Healthy choices aren't always the easiest but one group is working to "change the future" by providing more convenient ways to stay active and have a balanced diet. 

Program leaders of Change the Future West Virginia worked in six Mid-Ohio Valley counties with the goal of making people healthier by bringing attention to foods people eat, the environment in which they live and physical activity in both schools and communities. The program also strived for policy changes in local government. 

As the state looks for solution to West Virginia's epic health crisis, some people say programs similar to Change the Future could help alter the Mountain State's course away from an early grave. 

Change the Future received one of 50 grants awarded nationwide through the Centers for Disease Control and Prevention's Putting Prevention to Work initiative. The program focuses on promoting physical activity and healthy eating habits in Calhoun, Pleasants, Ritchie, Roane, Wirt and Wood counties. 

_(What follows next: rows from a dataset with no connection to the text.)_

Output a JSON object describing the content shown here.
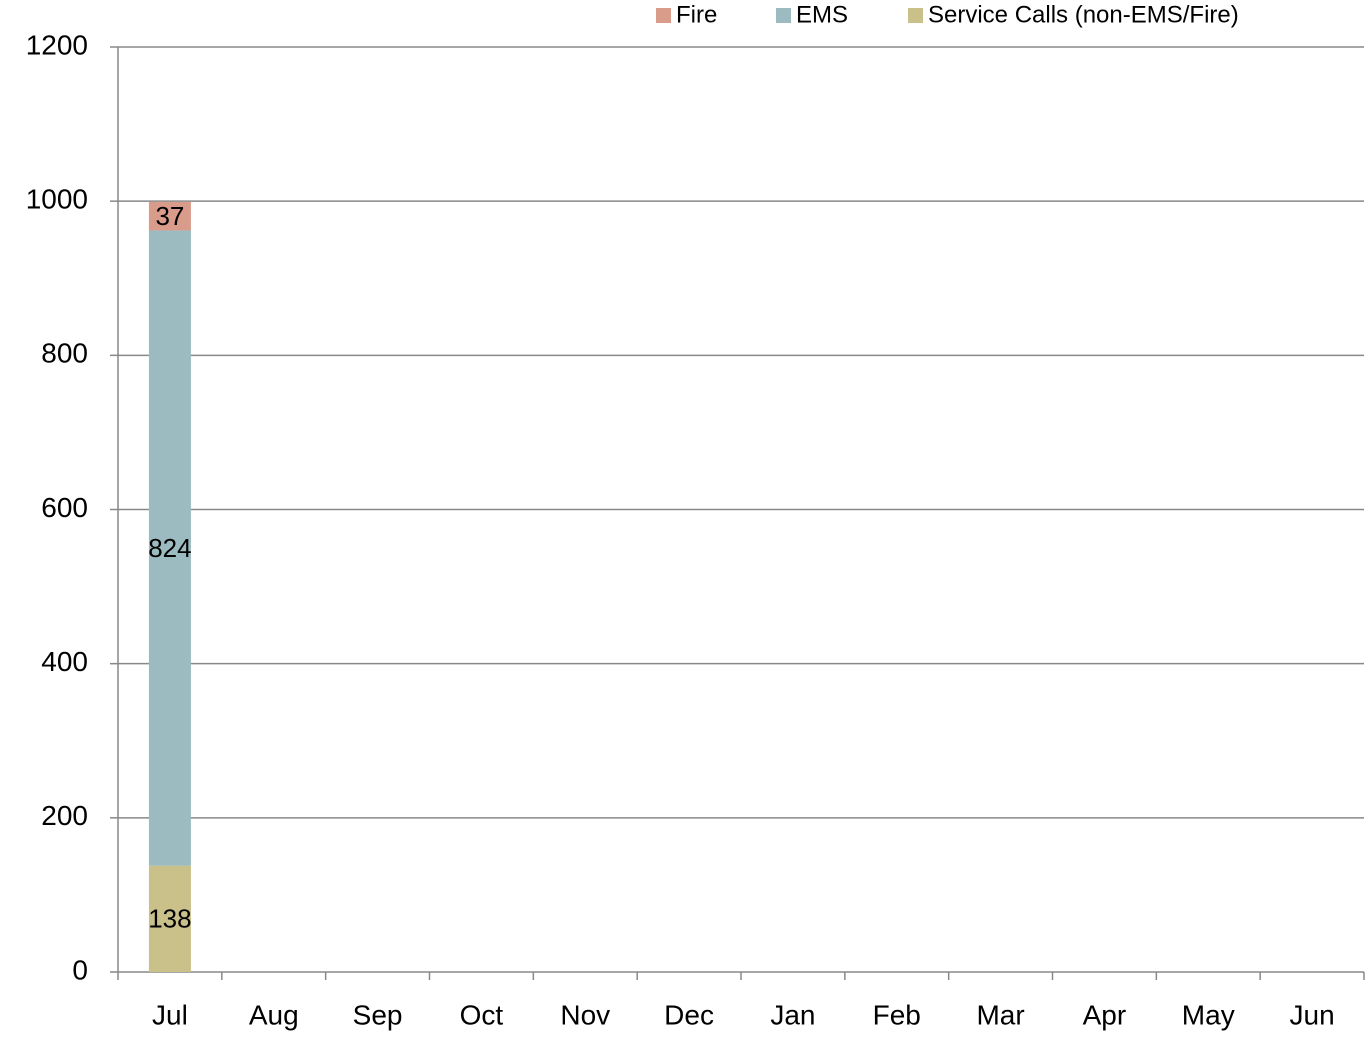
{
  "chart_data": {
    "type": "stacked_bar",
    "categories": [
      "Jul",
      "Aug",
      "Sep",
      "Oct",
      "Nov",
      "Dec",
      "Jan",
      "Feb",
      "Mar",
      "Apr",
      "May",
      "Jun"
    ],
    "series": [
      {
        "name": "Fire",
        "color": "#d99b8a",
        "values": [
          37,
          null,
          null,
          null,
          null,
          null,
          null,
          null,
          null,
          null,
          null,
          null
        ]
      },
      {
        "name": "EMS",
        "color": "#9bbbc1",
        "values": [
          824,
          null,
          null,
          null,
          null,
          null,
          null,
          null,
          null,
          null,
          null,
          null
        ]
      },
      {
        "name": "Service Calls (non-EMS/Fire)",
        "color": "#c9c08a",
        "values": [
          138,
          null,
          null,
          null,
          null,
          null,
          null,
          null,
          null,
          null,
          null,
          null
        ]
      }
    ],
    "ylim": [
      0,
      1200
    ],
    "yticks": [
      0,
      200,
      400,
      600,
      800,
      1000,
      1200
    ],
    "grid": true,
    "legend": "top"
  }
}
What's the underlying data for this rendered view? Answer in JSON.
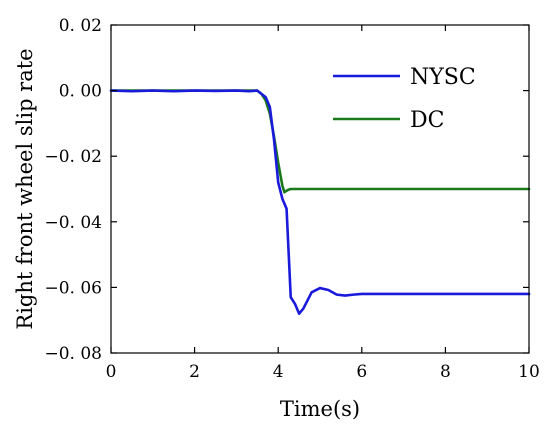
{
  "chart_data": {
    "type": "line",
    "xlabel": "Time(s)",
    "ylabel": "Right front wheel slip rate",
    "xlim": [
      0,
      10
    ],
    "ylim": [
      -0.08,
      0.02
    ],
    "x_ticks": [
      0,
      2,
      4,
      6,
      8,
      10
    ],
    "y_ticks": [
      0.02,
      0.0,
      -0.02,
      -0.04,
      -0.06,
      -0.08
    ],
    "x_tick_labels": [
      "0",
      "2",
      "4",
      "6",
      "8",
      "10"
    ],
    "y_tick_labels": [
      "0. 02",
      "0. 00",
      "−0. 02",
      "−0. 04",
      "−0. 06",
      "−0. 08"
    ],
    "grid": false,
    "legend_position": "top-right",
    "series": [
      {
        "name": "NYSC",
        "color": "#1a1adc",
        "x": [
          0,
          0.5,
          1.0,
          1.5,
          2.0,
          2.5,
          3.0,
          3.3,
          3.5,
          3.6,
          3.7,
          3.8,
          3.9,
          4.0,
          4.1,
          4.2,
          4.3,
          4.4,
          4.5,
          4.6,
          4.8,
          5.0,
          5.2,
          5.4,
          5.6,
          5.8,
          6.0,
          6.5,
          7.0,
          8.0,
          9.0,
          10.0
        ],
        "y": [
          0.0,
          -0.0002,
          0.0,
          -0.0002,
          0.0,
          -0.0001,
          0.0,
          -0.0002,
          0.0,
          -0.001,
          -0.002,
          -0.005,
          -0.015,
          -0.028,
          -0.033,
          -0.036,
          -0.063,
          -0.065,
          -0.068,
          -0.0665,
          -0.0615,
          -0.0602,
          -0.0608,
          -0.0622,
          -0.0625,
          -0.0622,
          -0.062,
          -0.062,
          -0.062,
          -0.062,
          -0.062,
          -0.062
        ]
      },
      {
        "name": "DC",
        "color": "#1a7a1a",
        "x": [
          0,
          1.0,
          2.0,
          3.0,
          3.5,
          3.6,
          3.7,
          3.8,
          3.9,
          4.0,
          4.1,
          4.15,
          4.2,
          4.25,
          4.3,
          5.0,
          6.0,
          7.0,
          8.0,
          9.0,
          10.0
        ],
        "y": [
          0.0,
          0.0,
          0.0,
          0.0,
          0.0,
          -0.001,
          -0.003,
          -0.007,
          -0.014,
          -0.022,
          -0.029,
          -0.031,
          -0.0305,
          -0.0302,
          -0.03,
          -0.03,
          -0.03,
          -0.03,
          -0.03,
          -0.03,
          -0.03
        ]
      }
    ]
  }
}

"A lot of where it was focused on in the past is individual lifestyle factors. We're beginning to move outside the circles. … To make an impact on individuals, we need the individual to make a change and to see that change," said Tom Bias, from the health research center of West Virginia University's School of Public Health. 

"People may not have access to fresh fruits and veggies. We are telling people to exercise when they may not have a chance or a place to exercise," he added. 

One of the program's goals was to help fight instances of chronic disease, which is very high in the Mountain State, said John Yauch, program manager of the Division of Health Promotion and Chronic Disease and project director for Change the Future West Virginia.

"Disease rates overall have risen quite dramatically over the last couple of decades. Not only in West Virginia but nationwide. … Although it's obesity prevention, it does have a strong focus on chronic disease prevention," Yauch said. Many factors contribute to chronic disease and obesity, he said. 

"Whether it's the lack of access to physical activity or nutritious foods, or whether it seems that sedentary behaviors are more common than they were when I was growing up or whether it's the way people prepare their foods or the overall food environment."